Isotope 217° – The Unstable Molecule (1997) review

Isotope 217° – The Unstable Molecule (Thrill Jockey, 1997) 
Beginning as a side project for Rob Mazurek, and incorporating the likes of the legendary Jeff Parker, along with Dan Bitney and John Merndon [both of the art jazz band Tortoise], Isotope 217° developed into a full blown quirky little band who create music that’s not quiet space rock, and certainly not straight ahead jazz … being more a collage of material and sounds, with each album loosely strung together under the banner of a particular theme; though to be honest, one could certainly take any track from any album, and insert it into any other album, and it would work flawlessly.

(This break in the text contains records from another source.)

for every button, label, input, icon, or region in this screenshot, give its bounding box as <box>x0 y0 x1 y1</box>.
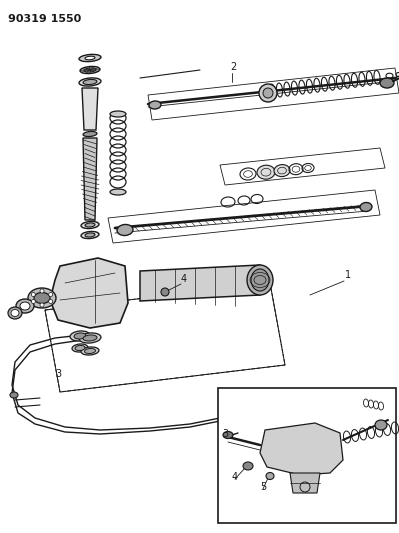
Ellipse shape <box>83 79 97 85</box>
Circle shape <box>40 289 44 293</box>
Ellipse shape <box>274 165 290 176</box>
Ellipse shape <box>85 223 95 227</box>
Ellipse shape <box>259 84 277 102</box>
Ellipse shape <box>263 88 273 98</box>
Polygon shape <box>82 88 98 130</box>
Ellipse shape <box>28 288 56 308</box>
Circle shape <box>40 303 44 307</box>
Ellipse shape <box>243 462 253 470</box>
Ellipse shape <box>251 269 269 291</box>
Text: 2: 2 <box>230 62 236 72</box>
Text: 4: 4 <box>181 274 187 284</box>
Ellipse shape <box>218 417 224 423</box>
Ellipse shape <box>34 293 50 303</box>
Ellipse shape <box>84 68 96 72</box>
Ellipse shape <box>110 189 126 195</box>
Ellipse shape <box>223 432 233 439</box>
Polygon shape <box>50 258 128 328</box>
Ellipse shape <box>81 347 99 355</box>
Ellipse shape <box>79 333 101 343</box>
Text: 5: 5 <box>260 482 266 492</box>
Ellipse shape <box>380 78 394 88</box>
Polygon shape <box>140 265 260 301</box>
Ellipse shape <box>117 224 133 236</box>
Ellipse shape <box>85 233 95 237</box>
Ellipse shape <box>83 335 97 341</box>
Ellipse shape <box>16 299 34 313</box>
Ellipse shape <box>79 78 101 86</box>
Ellipse shape <box>81 231 99 239</box>
Text: 3: 3 <box>222 429 228 439</box>
Polygon shape <box>290 473 320 493</box>
Circle shape <box>49 300 53 303</box>
Ellipse shape <box>70 331 90 341</box>
Ellipse shape <box>149 101 161 109</box>
Ellipse shape <box>8 307 22 319</box>
Ellipse shape <box>83 132 97 136</box>
Ellipse shape <box>81 221 99 229</box>
Ellipse shape <box>85 56 95 60</box>
Ellipse shape <box>110 111 126 117</box>
Circle shape <box>32 300 36 303</box>
Ellipse shape <box>20 302 30 310</box>
Ellipse shape <box>72 344 88 352</box>
Text: 90319 1550: 90319 1550 <box>8 14 81 24</box>
Ellipse shape <box>80 67 100 74</box>
Ellipse shape <box>74 333 86 339</box>
Circle shape <box>32 293 36 296</box>
Ellipse shape <box>75 345 85 351</box>
Polygon shape <box>260 423 343 475</box>
Ellipse shape <box>375 420 387 430</box>
Circle shape <box>161 288 169 296</box>
Polygon shape <box>83 138 97 220</box>
Bar <box>218 388 396 523</box>
Ellipse shape <box>257 165 275 179</box>
Ellipse shape <box>360 203 372 212</box>
Ellipse shape <box>10 392 18 398</box>
Ellipse shape <box>11 310 19 317</box>
Circle shape <box>49 293 53 296</box>
Ellipse shape <box>247 265 273 295</box>
Text: 3: 3 <box>55 369 61 379</box>
Ellipse shape <box>85 349 95 353</box>
Ellipse shape <box>79 54 101 62</box>
Text: 1: 1 <box>345 270 351 280</box>
Ellipse shape <box>266 472 274 480</box>
Text: 4: 4 <box>232 472 238 482</box>
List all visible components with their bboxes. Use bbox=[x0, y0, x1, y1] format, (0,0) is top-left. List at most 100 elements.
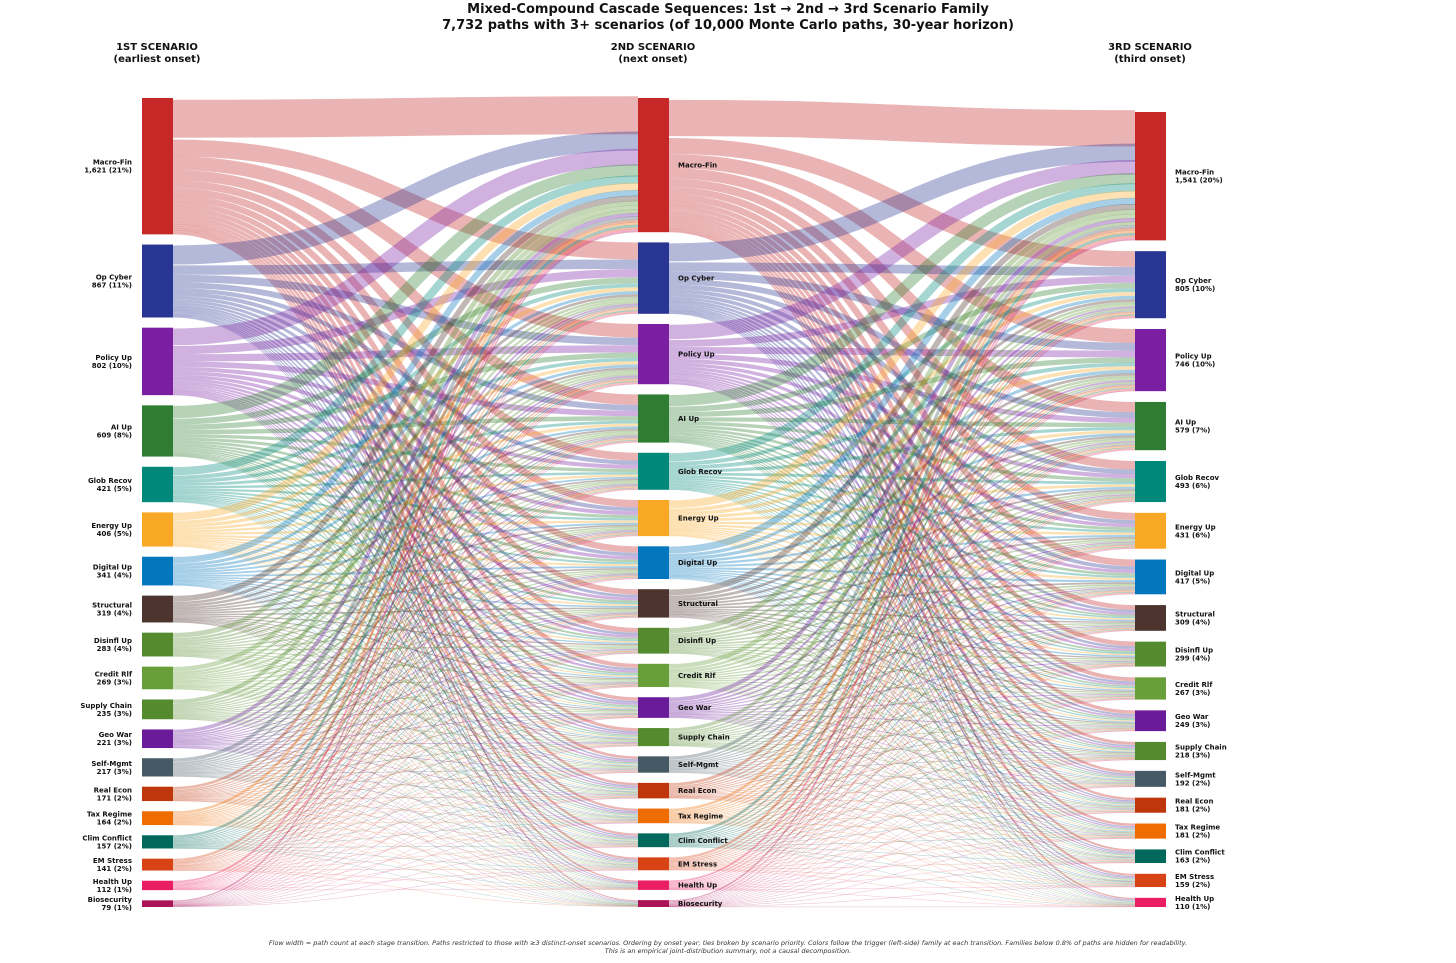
flow-1-policy-up-to-self-mgmt bbox=[172, 388, 639, 763]
flow-2-supply-chain-to-real-econ bbox=[668, 744, 1136, 810]
flow-1-self-mgmt-to-supply-chain bbox=[172, 742, 639, 774]
flow-2-op-cyber-to-macro-fin bbox=[668, 143, 1136, 262]
flow-2-structural-to-energy-up bbox=[668, 536, 1136, 607]
flow-2-supply-chain-to-op-cyber bbox=[668, 308, 1136, 734]
flow-1-energy-up-to-real-econ bbox=[172, 543, 639, 792]
flow-1-policy-up-to-op-cyber bbox=[172, 269, 639, 355]
flow-2-tax-regime-to-op-cyber bbox=[668, 312, 1136, 813]
flow-2-clim-conflict-to-supply-chain bbox=[668, 758, 1136, 845]
label-stage1-supply-chain: Supply Chain bbox=[80, 702, 132, 710]
flow-1-health-up-to-digital-up bbox=[172, 578, 639, 887]
title-line: Mixed-Compound Cascade Sequences: 1st → … bbox=[467, 2, 989, 17]
flow-1-geo-war-to-real-econ bbox=[172, 745, 639, 796]
flow-2-self-mgmt-to-em-stress bbox=[668, 772, 1136, 885]
flow-2-health-up-to-glob-recov bbox=[668, 501, 1136, 886]
node-stage1-clim-conflict bbox=[142, 835, 173, 849]
flow-2-real-econ-to-policy-up bbox=[668, 384, 1136, 789]
count-stage1-energy-up: 406 (5%) bbox=[97, 530, 132, 538]
node-stage2-biosecurity bbox=[638, 900, 669, 907]
flow-1-supply-chain-to-clim-conflict bbox=[172, 717, 639, 844]
node-stage2-disinfl-up bbox=[638, 627, 669, 654]
flow-1-real-econ-to-clim-conflict bbox=[172, 799, 639, 846]
node-stage1-geo-war bbox=[142, 729, 173, 749]
label-stage1-geo-war: Geo War bbox=[99, 731, 133, 739]
flow-1-credit-rlf-to-em-stress bbox=[172, 688, 639, 867]
stage-2-name: 2ND SCENARIO bbox=[610, 42, 696, 53]
flow-2-glob-recov-to-digital-up bbox=[668, 477, 1136, 578]
flow-1-supply-chain-to-supply-chain bbox=[172, 715, 639, 743]
node-stage1-self-mgmt bbox=[142, 758, 173, 777]
flow-1-em-stress-to-op-cyber bbox=[172, 311, 639, 863]
flow-1-health-up-to-glob-recov bbox=[172, 488, 639, 886]
flow-1-digital-up-to-disinfl-up bbox=[172, 578, 639, 645]
node-stage3-self-mgmt bbox=[1135, 770, 1166, 787]
flow-1-credit-rlf-to-real-econ bbox=[172, 686, 639, 794]
count-stage3-em-stress: 159 (2%) bbox=[1175, 881, 1210, 889]
node-stage1-disinfl-up bbox=[142, 632, 173, 657]
flow-2-clim-conflict-to-self-mgmt bbox=[668, 785, 1136, 846]
count-stage3-health-up: 110 (1%) bbox=[1175, 903, 1210, 911]
flow-2-self-mgmt-to-health-up bbox=[668, 772, 1136, 906]
flow-1-disinfl-up-to-real-econ bbox=[172, 653, 639, 794]
flow-2-tax-regime-to-clim-conflict bbox=[668, 822, 1136, 862]
flow-1-em-stress-to-health-up bbox=[172, 870, 639, 890]
flow-2-supply-chain-to-clim-conflict bbox=[668, 745, 1136, 860]
flow-1-biosecurity-to-supply-chain bbox=[172, 745, 639, 906]
flow-2-credit-rlf-to-energy-up bbox=[668, 540, 1136, 678]
flow-1-tax-regime-to-disinfl-up bbox=[172, 651, 639, 822]
flow-1-supply-chain-to-digital-up bbox=[172, 572, 639, 713]
flow-1-tax-regime-to-structural bbox=[172, 614, 639, 821]
flow-1-structural-to-self-mgmt bbox=[172, 619, 639, 767]
flow-2-tax-regime-to-credit-rlf bbox=[668, 697, 1136, 820]
flow-1-clim-conflict-to-real-econ bbox=[172, 796, 639, 847]
flow-2-clim-conflict-to-energy-up bbox=[668, 546, 1136, 842]
flow-1-energy-up-to-energy-up bbox=[172, 520, 639, 535]
flow-2-digital-up-to-tax-regime bbox=[668, 576, 1136, 833]
flow-1-op-cyber-to-health-up bbox=[172, 316, 639, 883]
flow-1-tax-regime-to-credit-rlf bbox=[172, 684, 639, 822]
flow-1-digital-up-to-policy-up bbox=[172, 364, 639, 570]
flow-2-clim-conflict-to-digital-up bbox=[668, 591, 1136, 843]
flow-2-supply-chain-to-glob-recov bbox=[668, 495, 1136, 738]
flow-2-structural-to-credit-rlf bbox=[668, 611, 1136, 692]
node-stage2-structural bbox=[638, 589, 669, 618]
label-stage1-glob-recov: Glob Recov bbox=[88, 477, 132, 485]
flow-1-energy-up-to-structural bbox=[172, 536, 639, 607]
label-stage2-geo-war: Geo War bbox=[678, 704, 712, 712]
flow-1-glob-recov-to-energy-up bbox=[172, 488, 639, 521]
flow-1-energy-up-to-credit-rlf bbox=[172, 539, 639, 677]
flow-1-supply-chain-to-op-cyber bbox=[172, 301, 639, 706]
flow-2-op-cyber-to-structural bbox=[668, 296, 1136, 613]
flow-2-health-up-to-em-stress bbox=[668, 886, 1136, 890]
flow-2-health-up-to-supply-chain bbox=[668, 759, 1136, 889]
flow-1-structural-to-disinfl-up bbox=[172, 615, 639, 646]
flow-1-digital-up-to-tax-regime bbox=[172, 583, 639, 817]
flow-1-ai-up-to-digital-up bbox=[172, 440, 639, 563]
flow-1-energy-up-to-clim-conflict bbox=[172, 544, 639, 841]
flow-1-structural-to-real-econ bbox=[172, 619, 639, 793]
flow-1-ai-up-to-real-econ bbox=[172, 452, 639, 790]
label-stage3-policy-up: Policy Up bbox=[1175, 353, 1212, 361]
flow-2-digital-up-to-health-up bbox=[668, 578, 1136, 903]
flow-1-disinfl-up-to-policy-up bbox=[172, 369, 639, 643]
flow-1-geo-war-to-clim-conflict bbox=[172, 746, 639, 845]
flow-1-macro-fin-to-health-up bbox=[172, 232, 639, 883]
flow-2-disinfl-up-to-tax-regime bbox=[668, 651, 1136, 834]
label-stage1-disinfl-up: Disinfl Up bbox=[94, 637, 132, 645]
flow-1-ai-up-to-self-mgmt bbox=[172, 451, 639, 764]
flow-2-health-up-to-disinfl-up bbox=[668, 665, 1136, 888]
flow-1-disinfl-up-to-em-stress bbox=[172, 655, 639, 866]
flow-2-glob-recov-to-clim-conflict bbox=[668, 488, 1136, 856]
flow-2-supply-chain-to-energy-up bbox=[668, 542, 1136, 739]
flow-2-energy-up-to-credit-rlf bbox=[668, 529, 1136, 690]
count-stage1-policy-up: 802 (10%) bbox=[92, 362, 132, 370]
flow-2-em-stress-to-macro-fin bbox=[668, 235, 1136, 860]
flow-1-macro-fin-to-ai-up bbox=[172, 169, 639, 405]
label-stage2-glob-recov: Glob Recov bbox=[678, 468, 722, 476]
flow-2-op-cyber-to-digital-up bbox=[668, 293, 1136, 570]
flow-2-em-stress-to-ai-up bbox=[668, 448, 1136, 864]
flow-2-em-stress-to-clim-conflict bbox=[668, 861, 1136, 870]
flow-2-disinfl-up-to-glob-recov bbox=[668, 491, 1136, 643]
flow-2-op-cyber-to-health-up bbox=[668, 313, 1136, 901]
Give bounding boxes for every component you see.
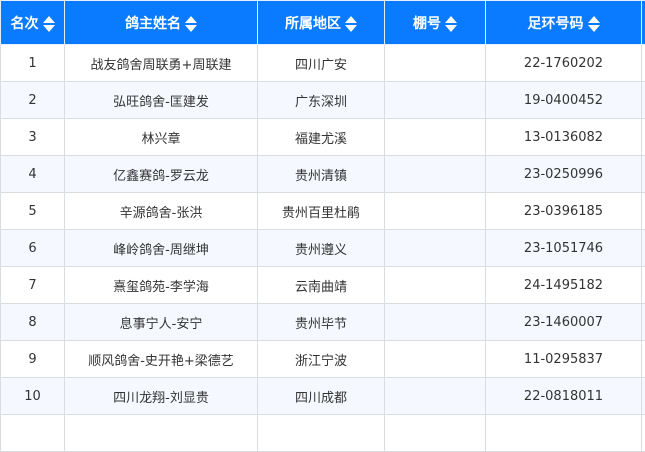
cell-loft [385,45,486,82]
cell-region: 四川广安 [258,45,385,82]
column-header-region[interactable]: 所属地区 [258,1,385,45]
cell-loft [385,156,486,193]
header-row: 名次 鸽主姓名 所属地区 棚号 足环号码 [1,1,645,45]
cell-name: 息事宁人-安宁 [65,304,258,341]
cell-name: 峰岭鸽舍-周继坤 [65,230,258,267]
column-header-loft[interactable]: 棚号 [385,1,486,45]
cell-region: 云南曲靖 [258,267,385,304]
cell-extra [642,156,645,193]
cell-extra [642,193,645,230]
cell-ring: 23-1460007 [486,304,642,341]
cell-name: 战友鸽舍周联勇+周联建 [65,45,258,82]
cell-loft [385,230,486,267]
sort-icon[interactable] [588,16,600,32]
sort-icon[interactable] [185,16,197,32]
cell-region: 福建尤溪 [258,119,385,156]
cell-region: 广东深圳 [258,82,385,119]
cell-ring: 23-0396185 [486,193,642,230]
cell-ring: 23-0250996 [486,156,642,193]
table-row [1,415,645,452]
cell-extra [642,304,645,341]
cell-extra [642,267,645,304]
cell-loft [385,119,486,156]
cell-empty [385,415,486,452]
cell-name: 四川龙翔-刘显贵 [65,378,258,415]
cell-loft [385,267,486,304]
cell-name: 林兴章 [65,119,258,156]
cell-rank: 2 [1,82,65,119]
cell-name: 亿鑫赛鸽-罗云龙 [65,156,258,193]
cell-ring: 11-0295837 [486,341,642,378]
cell-loft [385,378,486,415]
column-header-ring[interactable]: 足环号码 [486,1,642,45]
cell-loft [385,82,486,119]
cell-extra [642,119,645,156]
cell-rank: 4 [1,156,65,193]
cell-rank: 9 [1,341,65,378]
cell-ring: 23-1051746 [486,230,642,267]
cell-ring: 22-0818011 [486,378,642,415]
cell-name: 顺风鸽舍-史开艳+梁德艺 [65,341,258,378]
cell-loft [385,341,486,378]
cell-loft [385,193,486,230]
cell-rank: 8 [1,304,65,341]
cell-empty [642,415,645,452]
cell-loft [385,304,486,341]
cell-name: 弘旺鸽舍-匡建发 [65,82,258,119]
sort-icon[interactable] [445,16,457,32]
cell-rank: 10 [1,378,65,415]
cell-extra [642,378,645,415]
cell-region: 浙江宁波 [258,341,385,378]
cell-name: 辛源鸽舍-张洪 [65,193,258,230]
sort-icon[interactable] [345,16,357,32]
cell-name: 熹玺鸽苑-李学海 [65,267,258,304]
cell-empty [258,415,385,452]
cell-rank: 7 [1,267,65,304]
cell-empty [65,415,258,452]
cell-ring: 24-1495182 [486,267,642,304]
cell-extra [642,341,645,378]
cell-region: 贵州百里杜鹃 [258,193,385,230]
cell-extra [642,82,645,119]
cell-extra [642,230,645,267]
sort-icon[interactable] [43,16,55,32]
cell-ring: 22-1760202 [486,45,642,82]
cell-extra [642,45,645,82]
column-header-extra [642,1,645,45]
cell-region: 四川成都 [258,378,385,415]
cell-rank: 1 [1,45,65,82]
column-header-name[interactable]: 鸽主姓名 [65,1,258,45]
cell-rank: 3 [1,119,65,156]
cell-region: 贵州毕节 [258,304,385,341]
cell-region: 贵州清镇 [258,156,385,193]
cell-rank: 5 [1,193,65,230]
column-header-rank[interactable]: 名次 [1,1,65,45]
cell-ring: 19-0400452 [486,82,642,119]
cell-empty [486,415,642,452]
cell-region: 贵州遵义 [258,230,385,267]
cell-empty [1,415,65,452]
cell-rank: 6 [1,230,65,267]
cell-ring: 13-0136082 [486,119,642,156]
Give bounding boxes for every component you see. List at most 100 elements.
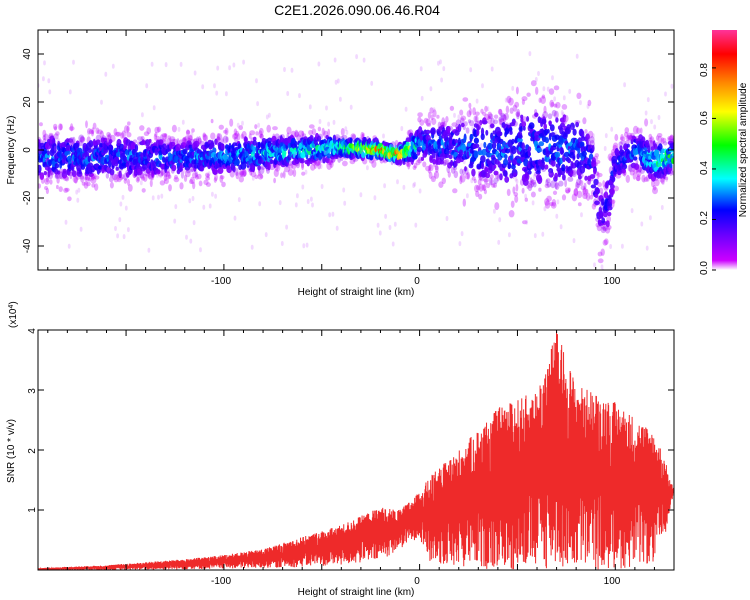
spectrogram-cell [197,136,202,145]
spectrogram-cell [589,174,596,179]
spectrogram-cell [327,159,333,164]
spectrogram-cell [592,133,595,139]
snr-x-axis-label: Height of straight line (km) [298,587,415,598]
spectrogram-cell [91,130,94,137]
spectrogram-cell [554,110,559,119]
spectrogram-cell [300,157,305,164]
spectrogram-cell [141,112,144,118]
snr-ytick-label: 1 [27,507,38,513]
spectrogram-cell [584,194,588,200]
spectrogram-cell [216,65,220,71]
spectrogram-cell [561,194,567,201]
spectrogram-cell [239,171,244,177]
spectrogram-cell [185,169,191,178]
spectrogram-cell [593,178,599,186]
spectrogram-cell [432,109,437,118]
spectrogram-cell [120,132,125,139]
spectrogram-cell [95,139,101,145]
spectrogram-cell [480,155,486,163]
spectrogram-cell [67,196,72,202]
spectrogram-cell [526,92,531,97]
spectrogram-cell [267,162,271,171]
spectrogram-cell [349,137,353,145]
spectrogram-cell [528,122,535,130]
spectrogram-cell [472,107,476,116]
spectrogram-cell [72,59,75,65]
spectrogram-cell [213,83,216,89]
spectrogram-cell [518,134,523,139]
spectrogram-cell [350,133,356,140]
spectrogram-cell [521,142,525,151]
spectrogram-cell [103,140,109,149]
spectrogram-cell [135,176,140,183]
spectrogram-cell [415,159,421,166]
spectrogram-cell [160,193,164,199]
spectrogram-cell [427,111,431,120]
spectrogram-cell [596,224,602,232]
spectrogram-cell [161,133,168,138]
spectrogram-cell [87,130,90,136]
spectrogram-cell [464,166,467,172]
spectrogram-cell [454,139,459,144]
spectrogram-cell [235,167,239,177]
spectrogram-cell [114,226,117,231]
spectrogram-cell [660,137,665,145]
spectrogram-cell [468,102,472,109]
spectrogram-cell [174,175,178,180]
spectrogram-cell [76,197,80,203]
spectrogram-cell [169,136,176,142]
spectrogram-cell [498,118,502,125]
spectrogram-cell [667,135,673,141]
spectrogram-cell [106,131,111,138]
spectrogram-cell [407,161,411,170]
spectrogram-cell [611,176,616,183]
spectrogram-cell [621,168,626,174]
spectrogram-cell [168,184,172,192]
spectrogram-cell [502,114,507,123]
spectrogram-cell [460,122,465,128]
spectrogram-cell [116,233,119,239]
spectrogram-cell [191,128,195,133]
snr-y-multiplier: (x104) [8,301,20,328]
spectrogram-cell [264,232,268,238]
spectrogram-cell [609,244,612,249]
spectrogram-cell [371,160,377,168]
spectrogram-cell [543,123,547,130]
spectrogram-cell [552,190,558,195]
spectrogram-cell [430,114,434,121]
spectrogram-cell [161,143,167,150]
spectrogram-cell [335,225,339,231]
spectrogram-cell [544,137,550,144]
spectrogram-cell [362,57,366,63]
spectrogram-cell [486,182,491,189]
spectrogram-cell [447,171,451,178]
spectrogram-cell [311,160,317,166]
spectrogram-cell [570,126,574,132]
spectrogram-cell [159,180,166,186]
spectrogram-cell [493,177,498,185]
spectrogram-cell [182,136,187,141]
spectrogram-cell [95,127,100,135]
spectrogram-cell [548,168,554,174]
spectrogram-cell [258,130,263,139]
spectrogram-cell [660,205,664,210]
spectrogram-cell [600,222,606,229]
spectrogram-cell [604,133,608,139]
spectrogram-cell [259,133,264,140]
spectrogram-cell [402,184,406,190]
spectrogram-cell [121,130,126,139]
spectrogram-cell [493,164,497,169]
spectrogram-cell [138,171,145,179]
spectrogram-cell [459,174,466,183]
spectrogram-cell [485,172,491,179]
spectrogram-cell [80,174,85,183]
spectrogram-cell [185,129,190,136]
spectrogram-cell [430,175,436,183]
spectrogram-cell [47,170,51,178]
spectrogram-cell [657,115,661,120]
spectrogram-cell [435,164,439,173]
spectrogram-cell [551,199,557,207]
spectrogram-cell [428,164,434,172]
spectrogram-cell [38,183,41,189]
chart-title: C2E1.2026.090.06.46.R04 [274,2,440,18]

Even with their warm introspective experimentations with both sound and space, Isotope 217° produce a very lo-fi atmospheric adventure with an assortment of instruments, creating a solid body of work, that must be appreciated as a bridge between two or three genres that sparkle with a post-rock structure, exploring the world of jazz fusion, while opening the door to the next level of jazz.  Their other releases, Who Stole The I Walkman? and Utonian Automatic are equally as delicious, though their constant perfunctory aversion to the post-rock scene, will no doubt keep them from being tied too closely with this Chicago based musical outcropping.

There’s no way I would attempt to convince you that this music is not challenging … it is, and like anything else that requires a bit of thought and intelligence, the rewards are there for the taking, or in this case, the listening.